Dans la tête de Sherlock Holmes, T2 : L’affaire du ticket scandaleux 2/2


Titre : Dans la tête de Sherlock Holmes, T2 : L’affaire du ticket scandaleux 2/2
Scénaristes : Cyril Liéron & Benoît Dahan
Dessinateur : Benoît Dahan
Parution : Septembre 2021


Après un premier tome très réussi et bien accueilli, Cyril Liéron et Benoît Dahan avait la lourde tâche de bien terminer leur diptyque consacré au détective le plus célèbre de la littérature : Sherlock Holmes. Succès de librairie mérité pour cette série publiée chez Ankama avec sa belle couverture en volume. Le deuxième opus confirmera-t-il l’essai ?

Une mise en page virtuose

« Dans la tête de Sherlock Holmes » porte bien son nom.

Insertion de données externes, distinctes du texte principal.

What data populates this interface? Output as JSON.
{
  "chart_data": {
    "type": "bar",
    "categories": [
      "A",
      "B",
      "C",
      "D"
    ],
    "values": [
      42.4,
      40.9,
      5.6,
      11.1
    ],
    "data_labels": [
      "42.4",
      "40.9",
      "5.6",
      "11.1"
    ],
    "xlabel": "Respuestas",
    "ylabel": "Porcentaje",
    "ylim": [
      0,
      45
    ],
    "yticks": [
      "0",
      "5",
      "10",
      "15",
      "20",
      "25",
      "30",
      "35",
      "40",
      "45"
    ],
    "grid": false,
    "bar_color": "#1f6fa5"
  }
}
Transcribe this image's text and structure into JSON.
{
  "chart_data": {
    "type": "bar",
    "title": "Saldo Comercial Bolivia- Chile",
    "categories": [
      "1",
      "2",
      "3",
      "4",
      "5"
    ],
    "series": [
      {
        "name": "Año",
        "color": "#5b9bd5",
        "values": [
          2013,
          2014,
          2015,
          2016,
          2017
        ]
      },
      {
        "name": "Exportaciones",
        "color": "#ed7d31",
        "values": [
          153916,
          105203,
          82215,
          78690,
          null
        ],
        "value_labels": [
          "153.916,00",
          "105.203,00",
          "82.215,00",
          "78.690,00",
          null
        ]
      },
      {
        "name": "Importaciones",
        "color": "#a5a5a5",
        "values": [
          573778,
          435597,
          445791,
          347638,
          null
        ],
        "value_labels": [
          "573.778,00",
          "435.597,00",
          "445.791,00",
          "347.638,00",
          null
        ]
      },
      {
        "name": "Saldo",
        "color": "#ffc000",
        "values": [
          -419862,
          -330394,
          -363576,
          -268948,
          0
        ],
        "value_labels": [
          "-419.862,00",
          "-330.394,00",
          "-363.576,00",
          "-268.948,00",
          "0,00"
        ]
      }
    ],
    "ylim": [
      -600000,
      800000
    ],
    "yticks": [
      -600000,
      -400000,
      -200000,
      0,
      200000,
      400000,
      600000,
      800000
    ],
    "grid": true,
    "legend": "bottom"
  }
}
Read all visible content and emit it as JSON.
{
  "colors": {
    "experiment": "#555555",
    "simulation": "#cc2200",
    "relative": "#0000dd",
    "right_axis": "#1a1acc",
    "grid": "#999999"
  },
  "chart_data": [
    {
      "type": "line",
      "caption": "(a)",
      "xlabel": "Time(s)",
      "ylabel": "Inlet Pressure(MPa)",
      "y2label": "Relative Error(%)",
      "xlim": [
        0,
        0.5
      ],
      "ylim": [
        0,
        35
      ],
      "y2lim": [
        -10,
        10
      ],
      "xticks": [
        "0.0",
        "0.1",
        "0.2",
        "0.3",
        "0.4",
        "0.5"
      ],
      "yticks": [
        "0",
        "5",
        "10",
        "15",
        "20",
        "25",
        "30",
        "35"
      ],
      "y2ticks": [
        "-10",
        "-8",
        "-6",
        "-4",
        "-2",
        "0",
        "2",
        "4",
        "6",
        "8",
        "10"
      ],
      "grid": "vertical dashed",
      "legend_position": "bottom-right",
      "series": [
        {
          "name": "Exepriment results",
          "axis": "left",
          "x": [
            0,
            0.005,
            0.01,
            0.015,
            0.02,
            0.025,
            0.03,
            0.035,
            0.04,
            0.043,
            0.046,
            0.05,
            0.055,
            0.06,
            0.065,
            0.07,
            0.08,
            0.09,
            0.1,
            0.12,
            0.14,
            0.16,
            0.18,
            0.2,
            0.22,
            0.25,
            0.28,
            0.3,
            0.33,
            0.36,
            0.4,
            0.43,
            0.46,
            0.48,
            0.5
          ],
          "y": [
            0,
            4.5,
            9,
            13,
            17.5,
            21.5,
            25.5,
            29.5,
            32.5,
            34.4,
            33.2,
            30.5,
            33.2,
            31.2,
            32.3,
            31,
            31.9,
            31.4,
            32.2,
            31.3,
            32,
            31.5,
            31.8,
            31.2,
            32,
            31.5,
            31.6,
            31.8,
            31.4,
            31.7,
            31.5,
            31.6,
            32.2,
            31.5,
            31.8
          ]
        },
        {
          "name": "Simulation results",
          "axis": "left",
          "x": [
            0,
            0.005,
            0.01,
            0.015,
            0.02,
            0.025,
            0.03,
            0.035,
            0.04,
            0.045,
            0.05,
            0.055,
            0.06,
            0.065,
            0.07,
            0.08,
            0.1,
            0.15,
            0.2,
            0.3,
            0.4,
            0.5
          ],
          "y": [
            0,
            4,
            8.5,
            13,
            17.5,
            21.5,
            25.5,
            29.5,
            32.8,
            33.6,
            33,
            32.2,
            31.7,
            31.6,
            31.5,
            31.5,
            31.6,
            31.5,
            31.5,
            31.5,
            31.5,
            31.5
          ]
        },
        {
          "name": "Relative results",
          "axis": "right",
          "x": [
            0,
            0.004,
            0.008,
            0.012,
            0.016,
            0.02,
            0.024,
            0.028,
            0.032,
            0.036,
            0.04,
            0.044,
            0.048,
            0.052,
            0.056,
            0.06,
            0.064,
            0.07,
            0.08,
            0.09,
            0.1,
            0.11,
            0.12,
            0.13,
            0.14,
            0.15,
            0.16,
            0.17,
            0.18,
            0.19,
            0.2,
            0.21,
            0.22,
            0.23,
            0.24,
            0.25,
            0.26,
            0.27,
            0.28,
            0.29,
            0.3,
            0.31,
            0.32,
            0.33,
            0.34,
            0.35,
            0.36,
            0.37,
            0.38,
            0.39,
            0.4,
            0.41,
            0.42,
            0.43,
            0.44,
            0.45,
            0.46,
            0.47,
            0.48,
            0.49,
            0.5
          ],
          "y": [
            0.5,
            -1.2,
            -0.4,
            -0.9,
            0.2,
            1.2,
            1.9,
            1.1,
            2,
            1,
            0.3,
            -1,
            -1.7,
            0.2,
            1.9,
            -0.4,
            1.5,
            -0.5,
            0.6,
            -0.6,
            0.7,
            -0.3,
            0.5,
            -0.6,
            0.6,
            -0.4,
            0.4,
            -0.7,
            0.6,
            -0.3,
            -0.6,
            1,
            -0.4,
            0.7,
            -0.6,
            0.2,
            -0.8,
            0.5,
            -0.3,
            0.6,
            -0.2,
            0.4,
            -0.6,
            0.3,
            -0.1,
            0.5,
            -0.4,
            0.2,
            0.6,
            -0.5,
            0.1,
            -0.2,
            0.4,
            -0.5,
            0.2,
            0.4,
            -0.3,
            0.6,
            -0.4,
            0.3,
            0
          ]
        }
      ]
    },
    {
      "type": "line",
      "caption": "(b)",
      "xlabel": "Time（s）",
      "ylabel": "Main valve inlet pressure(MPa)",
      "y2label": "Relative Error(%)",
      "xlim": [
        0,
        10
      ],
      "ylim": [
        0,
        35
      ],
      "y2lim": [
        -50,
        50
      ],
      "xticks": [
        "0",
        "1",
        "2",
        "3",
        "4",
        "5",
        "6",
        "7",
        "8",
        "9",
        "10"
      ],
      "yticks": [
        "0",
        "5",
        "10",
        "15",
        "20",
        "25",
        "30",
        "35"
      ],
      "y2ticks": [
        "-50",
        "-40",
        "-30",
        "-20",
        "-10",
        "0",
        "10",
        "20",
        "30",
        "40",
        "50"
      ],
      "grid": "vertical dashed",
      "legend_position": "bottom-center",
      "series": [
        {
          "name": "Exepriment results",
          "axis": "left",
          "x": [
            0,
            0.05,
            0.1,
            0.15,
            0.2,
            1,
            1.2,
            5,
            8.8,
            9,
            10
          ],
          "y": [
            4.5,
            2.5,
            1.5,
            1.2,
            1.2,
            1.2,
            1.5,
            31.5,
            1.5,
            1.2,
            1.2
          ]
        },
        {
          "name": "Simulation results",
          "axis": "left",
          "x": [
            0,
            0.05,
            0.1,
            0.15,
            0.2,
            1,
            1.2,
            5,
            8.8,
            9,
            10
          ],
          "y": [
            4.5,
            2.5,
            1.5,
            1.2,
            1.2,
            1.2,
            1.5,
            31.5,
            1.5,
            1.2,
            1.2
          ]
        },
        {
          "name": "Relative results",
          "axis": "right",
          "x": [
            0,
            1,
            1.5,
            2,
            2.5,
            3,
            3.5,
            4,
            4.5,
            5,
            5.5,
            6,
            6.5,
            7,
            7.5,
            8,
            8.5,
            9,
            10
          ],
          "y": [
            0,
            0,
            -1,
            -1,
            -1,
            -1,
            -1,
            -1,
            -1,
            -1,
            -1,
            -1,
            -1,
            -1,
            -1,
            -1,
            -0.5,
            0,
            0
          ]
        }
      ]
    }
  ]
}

Si les adaptations de l’œuvre de Sir Conan Doyle sont légion, chacun essayant d’y apporter une originalité ou une modernité, celle-ci a su se creuser un sillon encore inusité. Ainsi, l’ouvrage est une immersion dans l’esprit d’Holmes. Tous les indices, toutes les réflexions, nous sont offertes en temps réel et non lors d’un bilan final.

Cette construction originale (avec, entre autres, le fil rouge qui suit le détective et qui se balade entre les pages) entraîne des mises en page virtuose. Complexes, riches, elles n’en sont pas moins lisibles. On aurait pu croire à une lassitude du lecteur, la surprise en moins, mais il n’en est rien. Quelques « jeux » viennent égayer la lecture comme regarder une page par transparence ou rouler la feuille pour voir apparaître des indices…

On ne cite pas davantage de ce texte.